Gravity theory through affine spheres

Abstract

In this work it is argued that in order to improve our understanding of gravity and spacetime our most successful theory, general relativity, must be destructured. That is, some geometrical assumptions must be dropped and recovered just under suitable limits. Along this line of thought we pursue the idea that the roundness of the light cone, and hence the isotropy of the speed of light, must be relaxed and that, in fact, the shape of light cones must be regarded as a dynamical variable. Mathematically, we apply some important results from affine differential geometry to this problem, the idea being that in the transition we should preserve the identification of the spacetime continuum with a manifold endowed with a cone structure and a spacetime volume form.
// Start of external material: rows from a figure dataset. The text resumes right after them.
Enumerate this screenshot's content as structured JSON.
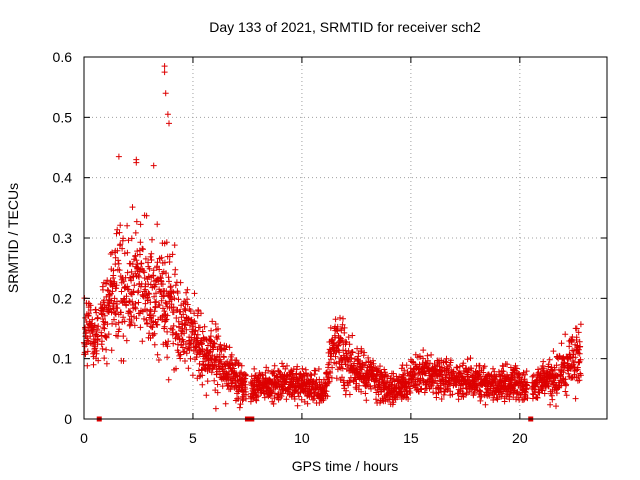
{
  "chart_data": {
    "type": "scatter",
    "title": "Day 133 of 2021, SRMTID for receiver sch2",
    "xlabel": "GPS time / hours",
    "ylabel": "SRMTID / TECUs",
    "xlim": [
      0,
      24
    ],
    "ylim": [
      0,
      0.6
    ],
    "x_ticks": [
      0,
      5,
      10,
      15,
      20
    ],
    "x_tick_labels": [
      "0",
      "5",
      "10",
      "15",
      "20"
    ],
    "y_ticks": [
      0,
      0.1,
      0.2,
      0.3,
      0.4,
      0.5,
      0.6
    ],
    "y_tick_labels": [
      "0",
      "0.1",
      "0.2",
      "0.3",
      "0.4",
      "0.5",
      "0.6"
    ],
    "grid": true,
    "marker": "plus",
    "series_color": "#dd0000",
    "envelope": {
      "x": [
        0,
        0.5,
        1,
        1.5,
        2,
        2.5,
        3,
        3.5,
        4,
        4.5,
        5,
        5.5,
        6,
        6.5,
        7,
        7.5,
        8,
        8.5,
        9,
        9.5,
        10,
        10.5,
        11,
        11.5,
        12,
        12.5,
        13,
        13.5,
        14,
        14.5,
        15,
        15.5,
        16,
        16.5,
        17,
        17.5,
        18,
        18.5,
        19,
        19.5,
        20,
        20.5,
        21,
        21.5,
        22,
        22.5,
        22.8
      ],
      "center": [
        0.15,
        0.14,
        0.17,
        0.22,
        0.22,
        0.24,
        0.2,
        0.19,
        0.2,
        0.16,
        0.14,
        0.11,
        0.1,
        0.08,
        0.07,
        0.05,
        0.055,
        0.055,
        0.06,
        0.06,
        0.055,
        0.05,
        0.045,
        0.12,
        0.1,
        0.08,
        0.075,
        0.065,
        0.05,
        0.05,
        0.07,
        0.075,
        0.075,
        0.07,
        0.065,
        0.065,
        0.065,
        0.06,
        0.06,
        0.06,
        0.06,
        0.055,
        0.06,
        0.065,
        0.08,
        0.1,
        0.11
      ],
      "spread": [
        0.09,
        0.07,
        0.1,
        0.14,
        0.14,
        0.14,
        0.14,
        0.16,
        0.16,
        0.12,
        0.09,
        0.07,
        0.09,
        0.05,
        0.05,
        0.035,
        0.03,
        0.03,
        0.035,
        0.035,
        0.035,
        0.03,
        0.03,
        0.08,
        0.08,
        0.05,
        0.045,
        0.04,
        0.035,
        0.035,
        0.05,
        0.05,
        0.04,
        0.04,
        0.035,
        0.035,
        0.035,
        0.035,
        0.035,
        0.035,
        0.035,
        0.035,
        0.035,
        0.045,
        0.06,
        0.06,
        0.1
      ]
    },
    "sample_interval_hours": 0.0125,
    "data_gaps": [
      [
        0.65,
        0.75
      ],
      [
        7.45,
        7.65
      ],
      [
        20.35,
        20.55
      ]
    ],
    "peak_points": [
      {
        "x": 3.7,
        "y": 0.585
      },
      {
        "x": 3.7,
        "y": 0.575
      },
      {
        "x": 3.75,
        "y": 0.54
      },
      {
        "x": 3.85,
        "y": 0.505
      },
      {
        "x": 3.9,
        "y": 0.49
      },
      {
        "x": 2.4,
        "y": 0.43
      },
      {
        "x": 2.4,
        "y": 0.425
      },
      {
        "x": 3.2,
        "y": 0.42
      },
      {
        "x": 1.6,
        "y": 0.435
      }
    ],
    "zero_markers_x": [
      0.7,
      7.5,
      7.7,
      20.5
    ]
  }
}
To that end it is suggested that the cotangent indicatrix (dispersion relation) must be described by an equation of Monge-Ampère type determining a hyperbolic affine sphere, at least whenever the matter content is negligible. Non-relativistic spacetimes fall into this description as they are recovered whenever the center of the affine sphere is at infinity. In the more general context of Lorentz-Finsler theories it is shown that the lightlike unparametrized geodesic flow is completely determined by the distribution of light cones. Moreover, the transport of lightlike momenta is well defined though there could be no notion of affine parameter. Finally, we show how the perturbed indicatrix can be obtained from the perturbed light cone.